The couple were the ones who wanted to postpone the show until next year.
But one industry insider told Page Six:
Netflix has yet to announce an official release date, and insiders said there were still issues with the documentation.Harry and Markle made comments that contradicted what he wrote in his upcoming memoir.
Representatives for the Duke and Duchess of Sussex and Netflix did not immediately respond to Page Six’s request for comment.
The new season of modern-day royal fiction ‘The Crown’ has been widely criticized for its release just weeks after the death of Queen Elizabeth II.
The scene reportedly features the new Prince Charles, played by Dominic West, in a meeting with former British Prime Minister John Major against his mother, now played by Imedra Stanton, when he was Prince of Wales.
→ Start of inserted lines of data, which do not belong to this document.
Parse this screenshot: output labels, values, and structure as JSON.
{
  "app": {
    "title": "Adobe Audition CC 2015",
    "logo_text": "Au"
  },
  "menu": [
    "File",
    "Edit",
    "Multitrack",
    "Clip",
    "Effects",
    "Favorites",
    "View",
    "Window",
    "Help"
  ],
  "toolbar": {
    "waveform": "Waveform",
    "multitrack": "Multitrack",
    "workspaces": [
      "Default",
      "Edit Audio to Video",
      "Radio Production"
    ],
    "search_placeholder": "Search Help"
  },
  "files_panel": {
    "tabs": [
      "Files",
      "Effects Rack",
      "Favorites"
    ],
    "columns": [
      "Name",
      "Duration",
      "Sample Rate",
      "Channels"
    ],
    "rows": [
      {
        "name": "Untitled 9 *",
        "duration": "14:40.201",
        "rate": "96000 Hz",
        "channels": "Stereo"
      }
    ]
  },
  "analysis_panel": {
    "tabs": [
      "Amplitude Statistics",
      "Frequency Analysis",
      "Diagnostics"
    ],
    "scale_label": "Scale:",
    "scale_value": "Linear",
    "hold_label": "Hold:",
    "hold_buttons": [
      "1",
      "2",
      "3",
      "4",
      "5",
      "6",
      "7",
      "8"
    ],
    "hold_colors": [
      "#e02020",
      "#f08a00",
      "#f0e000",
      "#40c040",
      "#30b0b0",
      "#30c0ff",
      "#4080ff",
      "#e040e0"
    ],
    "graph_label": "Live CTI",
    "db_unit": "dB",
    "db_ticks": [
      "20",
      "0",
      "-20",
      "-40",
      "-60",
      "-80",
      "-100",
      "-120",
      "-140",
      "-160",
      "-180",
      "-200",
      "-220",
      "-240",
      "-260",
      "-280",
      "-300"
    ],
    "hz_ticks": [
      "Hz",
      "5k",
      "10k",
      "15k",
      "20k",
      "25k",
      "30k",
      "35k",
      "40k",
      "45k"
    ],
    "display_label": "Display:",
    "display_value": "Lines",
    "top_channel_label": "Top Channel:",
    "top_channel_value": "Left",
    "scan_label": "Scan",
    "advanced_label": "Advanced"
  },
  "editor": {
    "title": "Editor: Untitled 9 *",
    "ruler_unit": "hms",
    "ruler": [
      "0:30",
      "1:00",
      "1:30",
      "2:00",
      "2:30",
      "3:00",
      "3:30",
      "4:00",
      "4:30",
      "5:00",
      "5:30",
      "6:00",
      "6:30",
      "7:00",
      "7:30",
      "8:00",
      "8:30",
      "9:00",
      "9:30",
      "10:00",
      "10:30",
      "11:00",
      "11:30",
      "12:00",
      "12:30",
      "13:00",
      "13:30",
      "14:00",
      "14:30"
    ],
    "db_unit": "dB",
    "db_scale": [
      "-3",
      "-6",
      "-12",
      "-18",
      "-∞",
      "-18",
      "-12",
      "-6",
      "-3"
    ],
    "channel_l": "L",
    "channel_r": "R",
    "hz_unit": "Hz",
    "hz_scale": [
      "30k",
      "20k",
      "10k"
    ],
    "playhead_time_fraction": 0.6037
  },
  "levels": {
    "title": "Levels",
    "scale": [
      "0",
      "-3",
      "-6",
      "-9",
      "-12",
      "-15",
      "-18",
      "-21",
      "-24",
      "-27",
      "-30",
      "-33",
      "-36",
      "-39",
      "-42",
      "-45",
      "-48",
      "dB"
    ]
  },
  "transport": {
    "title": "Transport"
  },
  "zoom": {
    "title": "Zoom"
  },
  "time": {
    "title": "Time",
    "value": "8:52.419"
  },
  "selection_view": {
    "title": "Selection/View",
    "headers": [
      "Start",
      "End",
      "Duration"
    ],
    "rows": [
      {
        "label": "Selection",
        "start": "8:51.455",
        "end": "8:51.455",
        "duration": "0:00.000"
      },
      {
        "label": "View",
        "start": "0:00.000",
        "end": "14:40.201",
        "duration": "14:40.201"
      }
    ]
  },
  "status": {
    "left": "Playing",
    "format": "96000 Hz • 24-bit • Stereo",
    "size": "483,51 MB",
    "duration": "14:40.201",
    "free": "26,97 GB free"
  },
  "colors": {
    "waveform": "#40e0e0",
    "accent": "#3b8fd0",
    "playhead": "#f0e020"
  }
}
It shows how to attempt a coup.
This prompted the Major to tell the Mail on Sunday that the meeting never happened, dubbing the scene “Barrel Road of Malicious Nonsense”.
It is also believed that there will be many scenes in which Princess Diana, played by Elizabeth Debicki, tragically dies in a car accident in a tunnel in Paris.
A source on the show told The Sun that crew members were reportedly talking about the portrayal of her death on-screen.
“Going back to Paris and turning Diana’s final days and hours into a drama feels very uncomfortable. Finally, some crew members are pushing back,” they said.